I listened to you talk, with Mom hovering so close by, and I thought about what had happened that night under that impenetrably dark sky. I don’t know, still to this day, whether you pushed me that night or not. And honestly, Dad, you were so drunk that I don’t know if you would have known either. But I know that you meant what you said the next day. You loved me, and you would never, knowingly, hurt me.
I have spent an immeasurable amount of time since that day trying to remember what exactly happened in the moment that I went from standing between you to lying on the ground. I want to remember it, like I remember everything else about that night. But I can’t. Whatever happened is gone, buried somewhere deep and inaccessible. I have wondered what it would change if I remembered the event in its entirety. Now the question is null and void, because you don’t remember this event at all. It’s been washed clean by the stroke, and with it, I’ve been given a permission of sorts to make the night whatever I need it to be, for myself.

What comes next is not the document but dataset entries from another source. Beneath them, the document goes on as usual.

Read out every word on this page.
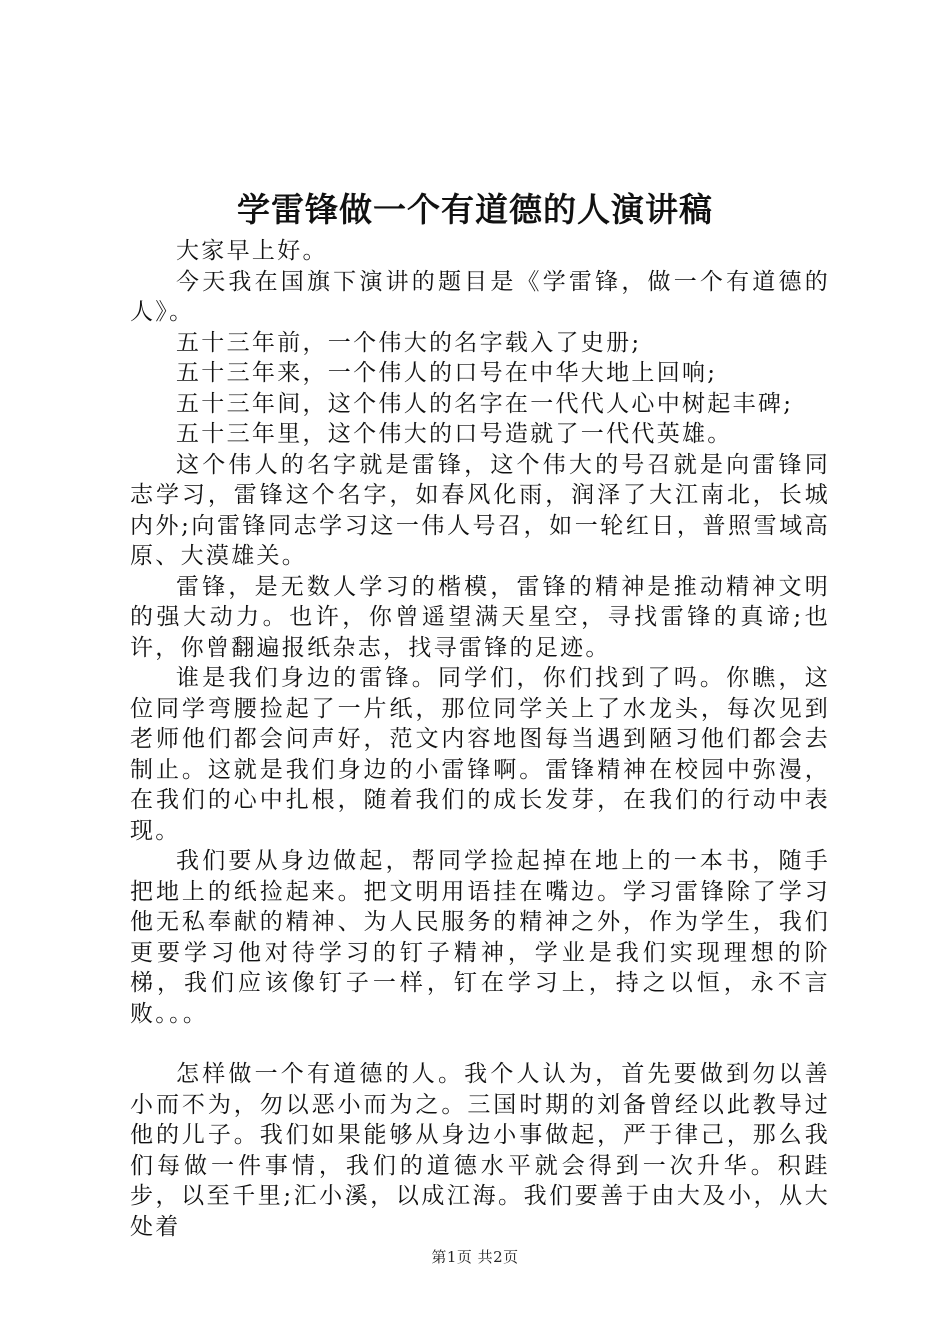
学雷锋做一个有道德的人演讲稿

大家早上好。

今天我在国旗下演讲的题目是《学雷锋，做一个有道德的人》。

五十三年前，一个伟大的名字载入了史册;

五十三年来，一个伟人的口号在中华大地上回响;

五十三年间，这个伟人的名字在一代代人心中树起丰碑;

五十三年里，这个伟大的口号造就了一代代英雄。

这个伟人的名字就是雷锋，这个伟大的号召就是向雷锋同志学习，雷锋这个名字，如春风化雨，润泽了大江南北，长城内外;向雷锋同志学习这一伟人号召，如一轮红日，普照雪域高原、大漠雄关。

雷锋，是无数人学习的楷模，雷锋的精神是推动精神文明的强大动力。也许，你曾遥望满天星空，寻找雷锋的真谛;也许，你曾翻遍报纸杂志，找寻雷锋的足迹。

谁是我们身边的雷锋。同学们，你们找到了吗。你瞧，这位同学弯腰捡起了一片纸，那位同学关上了水龙头，每次见到老师他们都会问声好，范文内容地图每当遇到陋习他们都会去制止。这就是我们身边的小雷锋啊。雷锋精神在校园中弥漫，在我们的心中扎根，随着我们的成长发芽，在我们的行动中表现。

我们要从身边做起，帮同学捡起掉在地上的一本书，随手把地上的纸捡起来。把文明用语挂在嘴边。学习雷锋除了学习他无私奉献的精神、为人民服务的精神之外，作为学生，我们更要学习他对待学习的钉子精神，学业是我们实现理想的阶梯，我们应该像钉子一样，钉在学习上，持之以恒，永不言败。。。

怎样做一个有道德的人。我个人认为，首先要做到勿以善小而不为，勿以恶小而为之。三国时期的刘备曾经以此教导过他的儿子。我们如果能够从身边小事做起，严于律己，那么我们每做一件事情，我们的道德水平就会得到一次升华。积跬步，以至千里;汇小溪，以成江海。我们要善于由大及小，从大处着

第1页 共2页
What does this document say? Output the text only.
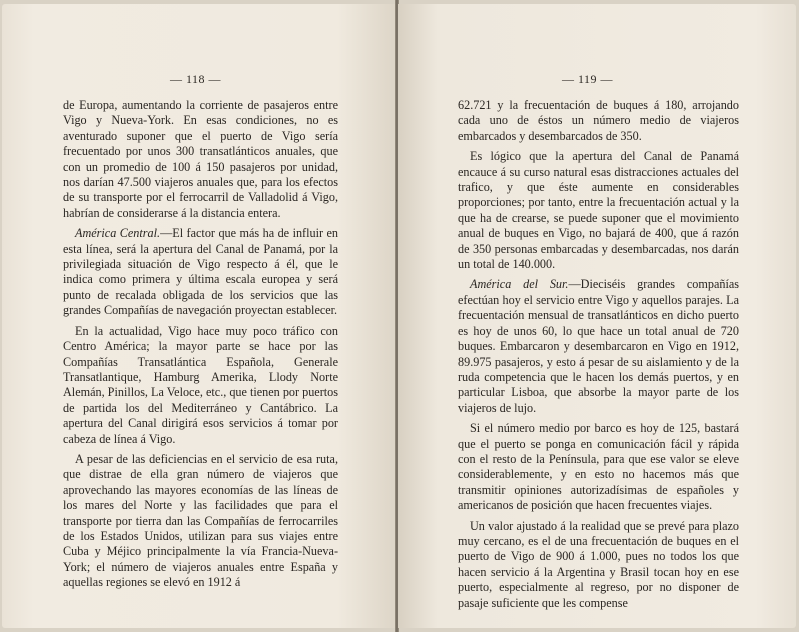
— 118 —

de Europa, aumentando la corriente de pasajeros entre Vigo y Nueva-York. En esas condiciones, no es aventurado suponer que el puerto de Vigo sería frecuentado por unos 300 transatlánticos anuales, que con un promedio de 100 á 150 pasajeros por unidad, nos darían 47.500 viajeros anuales que, para los efectos de su transporte por el ferrocarril de Valladolid á Vigo, habrían de considerarse á la distancia entera.

América Central.—El factor que más ha de influir en esta línea, será la apertura del Canal de Panamá, por la privilegiada situación de Vigo respecto á él, que le indica como primera y última escala europea y será punto de recalada obligada de los servicios que las grandes Compañías de navegación proyectan establecer.

En la actualidad, Vigo hace muy poco tráfico con Centro América; la mayor parte se hace por las Compañías Transatlántica Española, Generale Transatlantique, Hamburg Amerika, Llody Norte Alemán, Pinillos, La Veloce, etc., que tienen por puertos de partida los del Mediterráneo y Cantábrico. La apertura del Canal dirigirá esos servicios á tomar por cabeza de línea á Vigo.

A pesar de las deficiencias en el servicio de esa ruta, que distrae de ella gran número de viajeros que aprovechando las mayores economías de las líneas de los mares del Norte y las facilidades que para el transporte por tierra dan las Compañías de ferrocarriles de los Estados Unidos, utilizan para sus viajes entre Cuba y Méjico principalmente la vía Francia-Nueva-York; el número de viajeros anuales entre España y aquellas regiones se elevó en 1912 á

— 119 —

62.721 y la frecuentación de buques á 180, arrojando cada uno de éstos un número medio de viajeros embarcados y desembarcados de 350.

Es lógico que la apertura del Canal de Panamá encauce á su curso natural esas distracciones actuales del trafico, y que éste aumente en considerables proporciones; por tanto, entre la frecuentación actual y la que ha de crearse, se puede suponer que el movimiento anual de buques en Vigo, no bajará de 400, que á razón de 350 personas embarcadas y desembarcadas, nos darán un total de 140.000.

América del Sur.—Dieciséis grandes compañías efectúan hoy el servicio entre Vigo y aquellos parajes. La frecuentación mensual de transatlánticos en dicho puerto es hoy de unos 60, lo que hace un total anual de 720 buques. Embarcaron y desembarcaron en Vigo en 1912, 89.975 pasajeros, y esto á pesar de su aislamiento y de la ruda competencia que le hacen los demás puertos, y en particular Lisboa, que absorbe la mayor parte de los viajeros de lujo.

Si el número medio por barco es hoy de 125, bastará que el puerto se ponga en comunicación fácil y rápida con el resto de la Península, para que ese valor se eleve considerablemente, y en esto no hacemos más que transmitir opiniones autorizadísimas de españoles y americanos de posición que hacen frecuentes viajes.

Un valor ajustado á la realidad que se prevé para plazo muy cercano, es el de una frecuentación de buques en el puerto de Vigo de 900 á 1.000, pues no todos los que hacen servicio á la Argentina y Brasil tocan hoy en ese puerto, especialmente al regreso, por no disponer de pasaje suficiente que les compense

So this is what I’ve decided, Dad.
I have decided that this was a dark night. It was a night in which things happened that I don’t fully understand. A night in which we changed the course of our lives in Columbia. It was a night in which you hurt me in the same breath that you admitted truths you otherwise wouldn’t speak. And in doing so, you gave me something to cling to.
When I think about these years now, Dad, I want so badly to reach my hands down into this clay we call our lives and pluck out all the bits of brokenness that stab and scratch us. I want to mold us into something with smooth, rounded edges. Something with soft colors and a voice that has no cause for screaming. Something that loves without need for forgiveness. Something that looks entirely different than what we are.
But this isn’t possible. I know this now. You must love all the roughness, all the tears and wrinkles and abnormalities, the muddled history that you don’t understand or even know, because this is what makes us who we are. And even though I knew that then, Dad, I didn’t want to hear it. I wanted to stare at the gentle curve of that purple chair, let slip the confusion in my mind over nights and mornings I didn’t understand, and dream.